Kwazi Mshengu, Education MEC and Nomagugu Simelane-Zulu, Health MEC, speaking to media outside the KwaMashu Indoor Sports Centre vaccination site.
Thabiso Goba

Teachers who refuse to vaccinate will not be allowed to work from home. 

This was the message from Education MEC Kwazi Mshengu during a media briefing on Wednesday in KwaMashu, Durban.

“We can't force those who don't want to vaccinate. It's a voluntary decision to make but what we have decided is that if you don't vaccinate, you can't then claim you still want to work remotely. You can't get that benefit,” said Mshengu. 

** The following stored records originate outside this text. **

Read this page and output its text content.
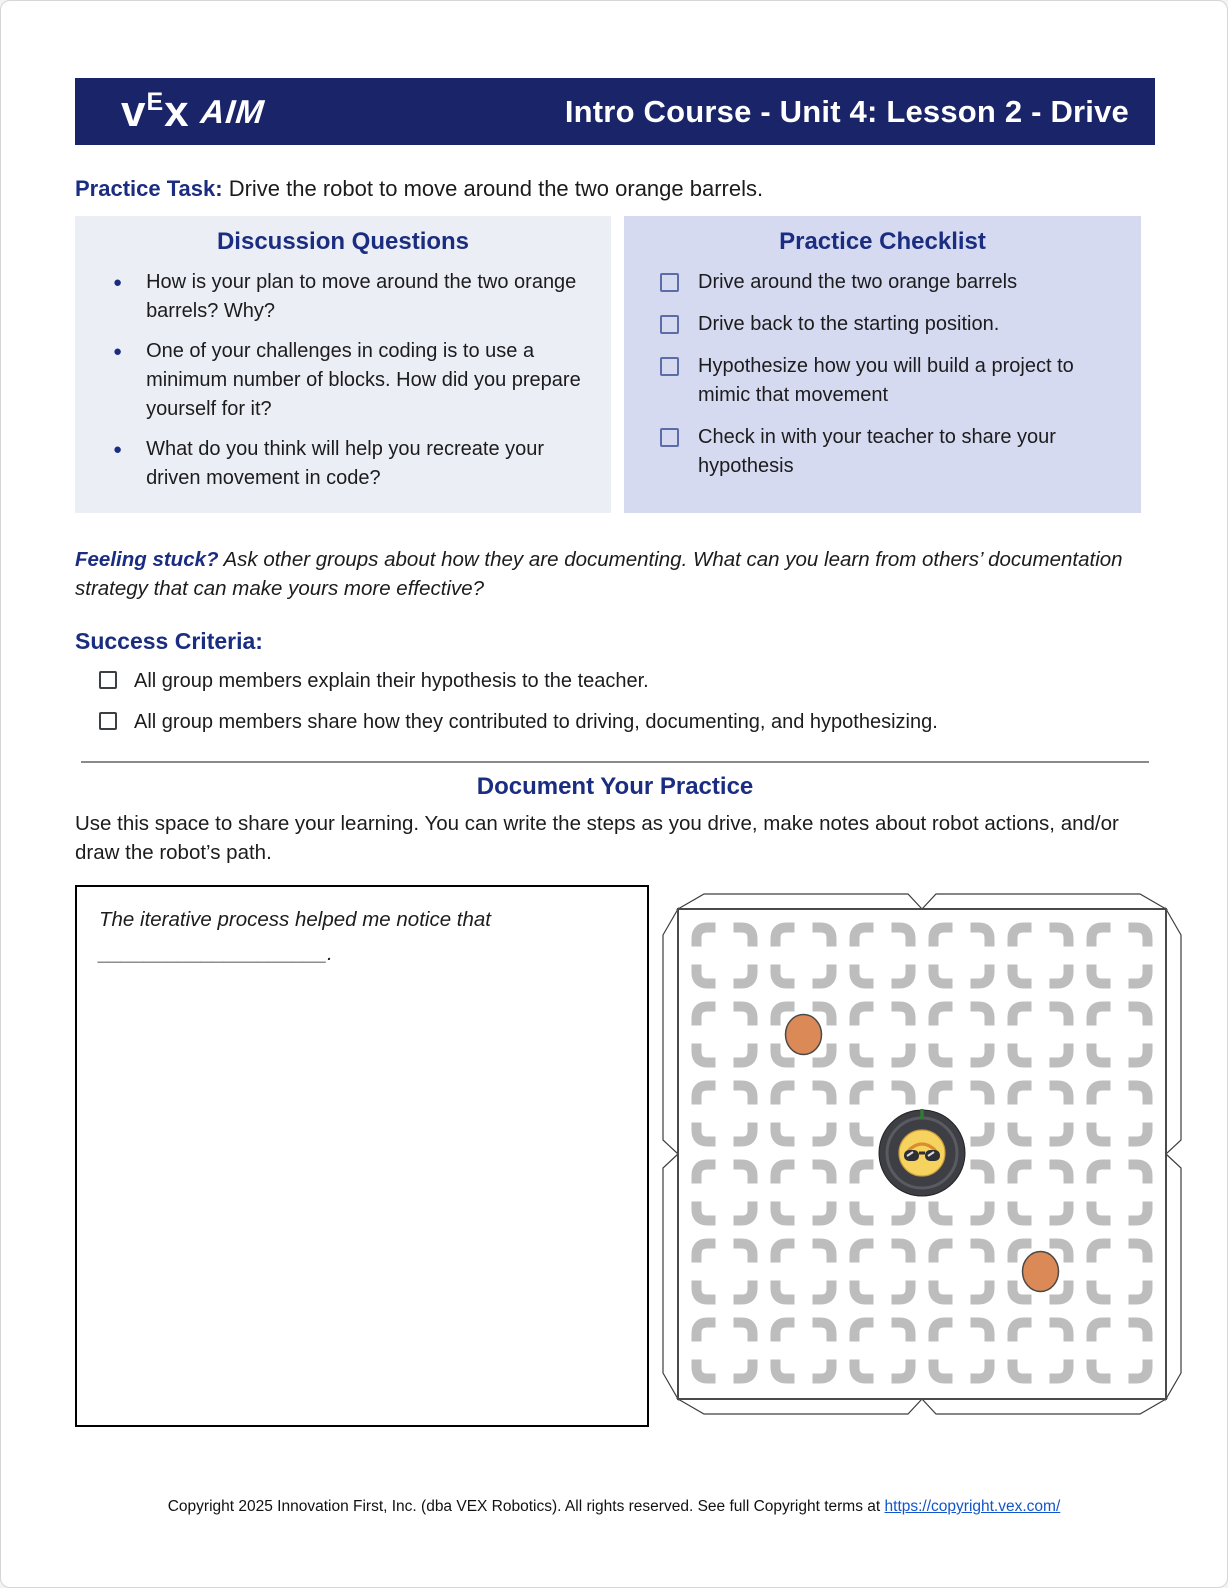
v E x AIM	Intro Course - Unit 4: Lesson 2 - Drive
Practice Task: Drive the robot to move around the two orange barrels.
Discussion Questions
● How is your plan to move around the two orange barrels? Why?
● One of your challenges in coding is to use a minimum number of blocks. How did you prepare yourself for it?
● What do you think will help you recreate your driven movement in code?
Practice Checklist
Drive around the two orange barrels
Drive back to the starting position.
Hypothesize how you will build a project to mimic that movement
Check in with your teacher to share your hypothesis
Feeling stuck? Ask other groups about how they are documenting. What can you learn from others’ documentation strategy that can make yours more effective?
Success Criteria:
All group members explain their hypothesis to the teacher.
All group members share how they contributed to driving, documenting, and hypothesizing.
Document Your Practice
Use this space to share your learning. You can write the steps as you drive, make notes about robot actions, and/or draw the robot’s path.
The iterative process helped me notice that
____________________.
Copyright 2025 Innovation First, Inc. (dba VEX Robotics). All rights reserved. See full Copyright terms at https://copyright.vex.com/
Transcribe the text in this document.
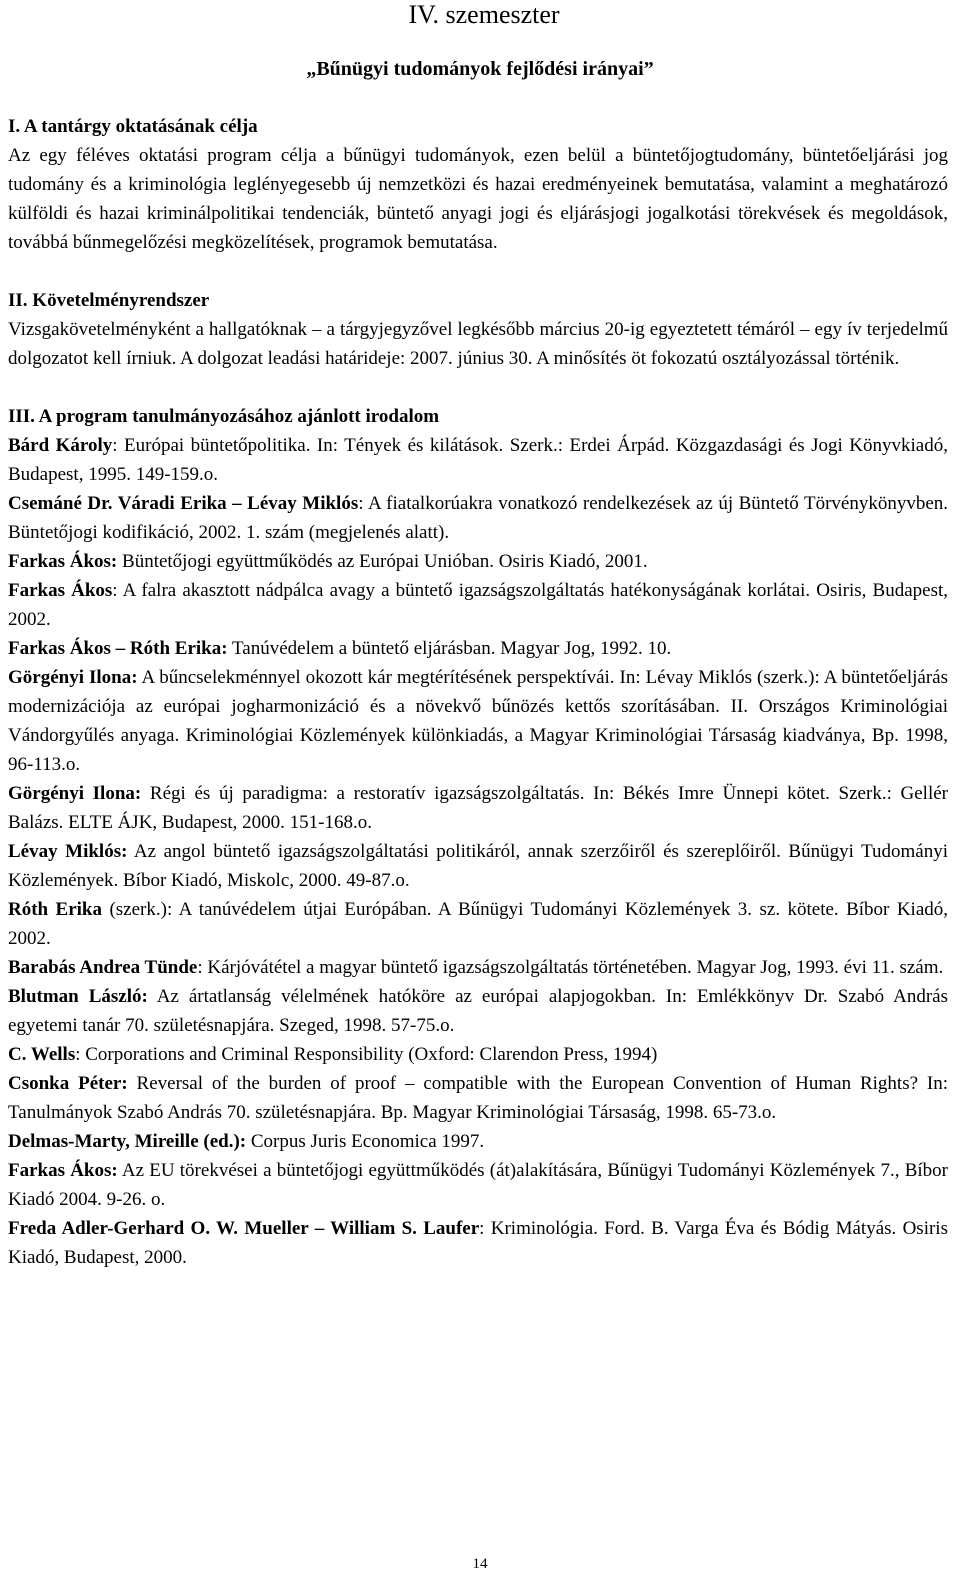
IV. szemeszter
„Bűnügyi tudományok fejlődési irányai”

I. A tantárgy oktatásának célja

Az egy féléves oktatási program célja a bűnügyi tudományok, ezen belül a büntetőjogtudomány, büntetőeljárási jog tudomány és a kriminológia leglényegesebb új nemzetközi és hazai eredményeinek bemutatása, valamint a meghatározó külföldi és hazai kriminálpolitikai tendenciák, büntető anyagi jogi és eljárásjogi jogalkotási törekvések és megoldások, továbbá bűnmegelőzési megközelítések, programok bemutatása.

II. Követelményrendszer

Vizsgakövetelményként a hallgatóknak – a tárgyjegyzővel legkésőbb március 20-ig egyeztetett témáról – egy ív terjedelmű dolgozatot kell írniuk. A dolgozat leadási határideje: 2007. június 30. A minősítés öt fokozatú osztályozással történik.

III. A program tanulmányozásához ajánlott irodalom

Bárd Károly: Európai büntetőpolitika. In: Tények és kilátások. Szerk.: Erdei Árpád. Közgazdasági és Jogi Könyvkiadó, Budapest, 1995. 149-159.o.

Csemáné Dr. Váradi Erika – Lévay Miklós: A fiatalkorúakra vonatkozó rendelkezések az új Büntető Törvénykönyvben. Büntetőjogi kodifikáció, 2002. 1. szám (megjelenés alatt).

Farkas Ákos: Büntetőjogi együttműködés az Európai Unióban. Osiris Kiadó, 2001.

Farkas Ákos: A falra akasztott nádpálca avagy a büntető igazságszolgáltatás hatékonyságának korlátai. Osiris, Budapest, 2002.

Farkas Ákos – Róth Erika: Tanúvédelem a büntető eljárásban. Magyar Jog, 1992. 10.

Görgényi Ilona: A bűncselekménnyel okozott kár megtérítésének perspektívái. In: Lévay Miklós (szerk.): A büntetőeljárás modernizációja az európai jogharmonizáció és a növekvő bűnözés kettős szorításában. II. Országos Kriminológiai Vándorgyűlés anyaga. Kriminológiai Közlemények különkiadás, a Magyar Kriminológiai Társaság kiadványa, Bp. 1998, 96-113.o.

Görgényi Ilona: Régi és új paradigma: a restoratív igazságszolgáltatás. In: Békés Imre Ünnepi kötet. Szerk.: Gellér Balázs. ELTE ÁJK, Budapest, 2000. 151-168.o.

Lévay Miklós: Az angol büntető igazságszolgáltatási politikáról, annak szerzőiről és szereplőiről. Bűnügyi Tudományi Közlemények. Bíbor Kiadó, Miskolc, 2000. 49-87.o.

Róth Erika (szerk.): A tanúvédelem útjai Európában. A Bűnügyi Tudományi Közlemények 3. sz. kötete. Bíbor Kiadó, 2002.

Barabás Andrea Tünde: Kárjóvátétel a magyar büntető igazságszolgáltatás történetében. Magyar Jog, 1993. évi 11. szám.

Blutman László: Az ártatlanság vélelmének hatóköre az európai alapjogokban. In: Emlékkönyv Dr. Szabó András egyetemi tanár 70. születésnapjára. Szeged, 1998. 57-75.o.

C. Wells: Corporations and Criminal Responsibility (Oxford: Clarendon Press, 1994)

Csonka Péter: Reversal of the burden of proof – compatible with the European Convention of Human Rights? In: Tanulmányok Szabó András 70. születésnapjára. Bp. Magyar Kriminológiai Társaság, 1998. 65-73.o.

Delmas-Marty, Mireille (ed.): Corpus Juris Economica 1997.

Farkas Ákos: Az EU törekvései a büntetőjogi együttműködés (át)alakítására, Bűnügyi Tudományi Közlemények 7., Bíbor Kiadó 2004. 9-26. o.

Freda Adler-Gerhard O. W. Mueller – William S. Laufer: Kriminológia. Ford. B. Varga Éva és Bódig Mátyás. Osiris Kiadó, Budapest, 2000.

14
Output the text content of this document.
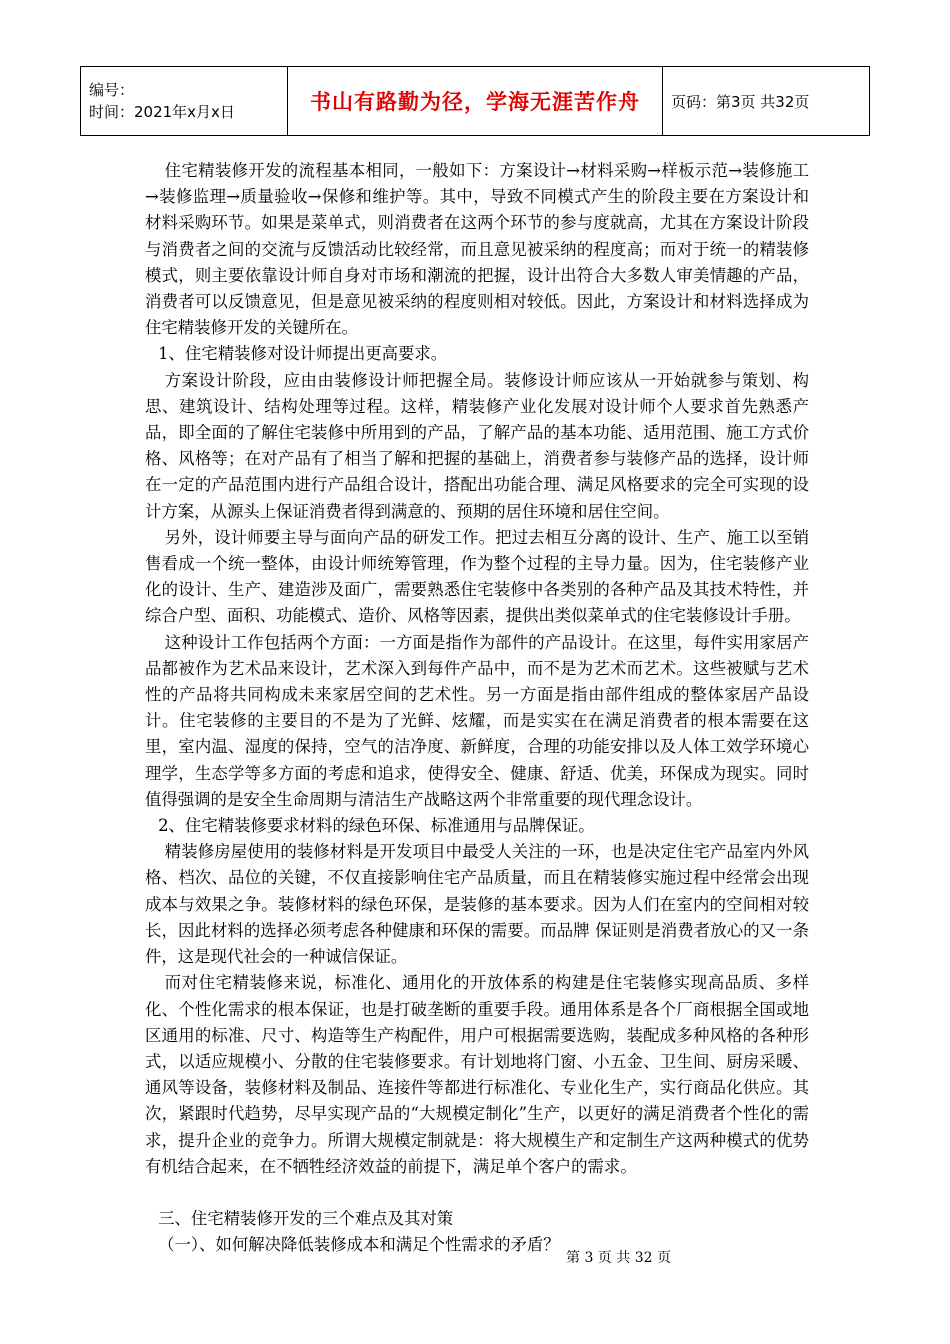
编号：
时间：2021年x月x日	书山有路勤为径，学海无涯苦作舟	页码：第3页 共32页

住宅精装修开发的流程基本相同，一般如下：方案设计→材料采购→样板示范→装修施工→装修监理→质量验收→保修和维护等。其中，导致不同模式产生的阶段主要在方案设计和材料采购环节。如果是菜单式，则消费者在这两个环节的参与度就高，尤其在方案设计阶段与消费者之间的交流与反馈活动比较经常，而且意见被采纳的程度高；而对于统一的精装修模式，则主要依靠设计师自身对市场和潮流的把握，设计出符合大多数人审美情趣的产品，消费者可以反馈意见，但是意见被采纳的程度则相对较低。因此，方案设计和材料选择成为住宅精装修开发的关键所在。

1、住宅精装修对设计师提出更高要求。

方案设计阶段，应由由装修设计师把握全局。装修设计师应该从一开始就参与策划、构思、建筑设计、结构处理等过程。这样，精装修产业化发展对设计师个人要求首先熟悉产品，即全面的了解住宅装修中所用到的产品，了解产品的基本功能、适用范围、施工方式价格、风格等；在对产品有了相当了解和把握的基础上，消费者参与装修产品的选择，设计师在一定的产品范围内进行产品组合设计，搭配出功能合理、满足风格要求的完全可实现的设计方案，从源头上保证消费者得到满意的、预期的居住环境和居住空间。

另外，设计师要主导与面向产品的研发工作。把过去相互分离的设计、生产、施工以至销售看成一个统一整体，由设计师统筹管理，作为整个过程的主导力量。因为，住宅装修产业化的设计、生产、建造涉及面广，需要熟悉住宅装修中各类别的各种产品及其技术特性，并综合户型、面积、功能模式、造价、风格等因素，提供出类似菜单式的住宅装修设计手册。

这种设计工作包括两个方面：一方面是指作为部件的产品设计。在这里，每件实用家居产品都被作为艺术品来设计，艺术深入到每件产品中，而不是为艺术而艺术。这些被赋与艺术性的产品将共同构成未来家居空间的艺术性。另一方面是指由部件组成的整体家居产品设计。住宅装修的主要目的不是为了光鲜、炫耀，而是实实在在满足消费者的根本需要在这里，室内温、湿度的保持，空气的洁净度、新鲜度，合理的功能安排以及人体工效学环境心理学，生态学等多方面的考虑和追求，使得安全、健康、舒适、优美，环保成为现实。同时值得强调的是安全生命周期与清洁生产战略这两个非常重要的现代理念设计。

2、住宅精装修要求材料的绿色环保、标准通用与品牌保证。

精装修房屋使用的装修材料是开发项目中最受人关注的一环，也是决定住宅产品室内外风格、档次、品位的关键，不仅直接影响住宅产品质量，而且在精装修实施过程中经常会出现成本与效果之争。装修材料的绿色环保，是装修的基本要求。因为人们在室内的空间相对较长，因此材料的选择必须考虑各种健康和环保的需要。而品牌 保证则是消费者放心的又一条件，这是现代社会的一种诚信保证。

而对住宅精装修来说，标准化、通用化的开放体系的构建是住宅装修实现高品质、多样化、个性化需求的根本保证，也是打破垄断的重要手段。通用体系是各个厂商根据全国或地区通用的标准、尺寸、构造等生产构配件，用户可根据需要选购，装配成多种风格的各种形式，以适应规模小、分散的住宅装修要求。有计划地将门窗、小五金、卫生间、厨房采暖、通风等设备，装修材料及制品、连接件等都进行标准化、专业化生产，实行商品化供应。其次，紧跟时代趋势，尽早实现产品的“大规模定制化”生产，以更好的满足消费者个性化的需求，提升企业的竞争力。所谓大规模定制就是：将大规模生产和定制生产这两种模式的优势有机结合起来，在不牺牲经济效益的前提下，满足单个客户的需求。

三、住宅精装修开发的三个难点及其对策

（一）、如何解决降低装修成本和满足个性需求的矛盾？

第 3 页 共 32 页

“If you don't vaccinate there are things you can no longer claim like, ‘I have comorbidities and I need to work from home’.  You will not be able to do that because at least the government has provided you the opportunity to vaccinate. Therefore, such things will no longer be available to them.”

Mshengu was speaking at the KwaMashu Indoor Sports Centre which is one of the 70 vaccination sites approved in KZN for teachers. 

vaccination
The first group of teachers and education staff wait outside the KwaMashu Indoor Sports Centre to get vaccinated.

Vaccine hesitancy has been a feature in KZN's vaccine rollout. 

Earlier this month, Health MEC Nomagugu Simelane-Zulu said, healthcare workers refusing to get vaccinated was one of the main reasons they didn't reach their goal of vaccinating all healthcare workers by the end of May.

Nomarashiya Caluza, South African Democratic Teachers' Union secretary general, was one of the teachers vaccinated in KwaMashu with the Johnson & Johnson vaccine (one jab).

“I have taken mine and I have no pains, I'm not feeling anything. I have been monitored for 15 minutes and I was told I can leave the centre,” she said.

“I continue to encourage teachers and education workers to avail themselves and make sure they get to the centres and take the vaccine because now that's the only hope we have of managing the spread of this virus.”

About 500 teachers and education workers are expected to be vaccinated at the KwaMashu site on Wednesday.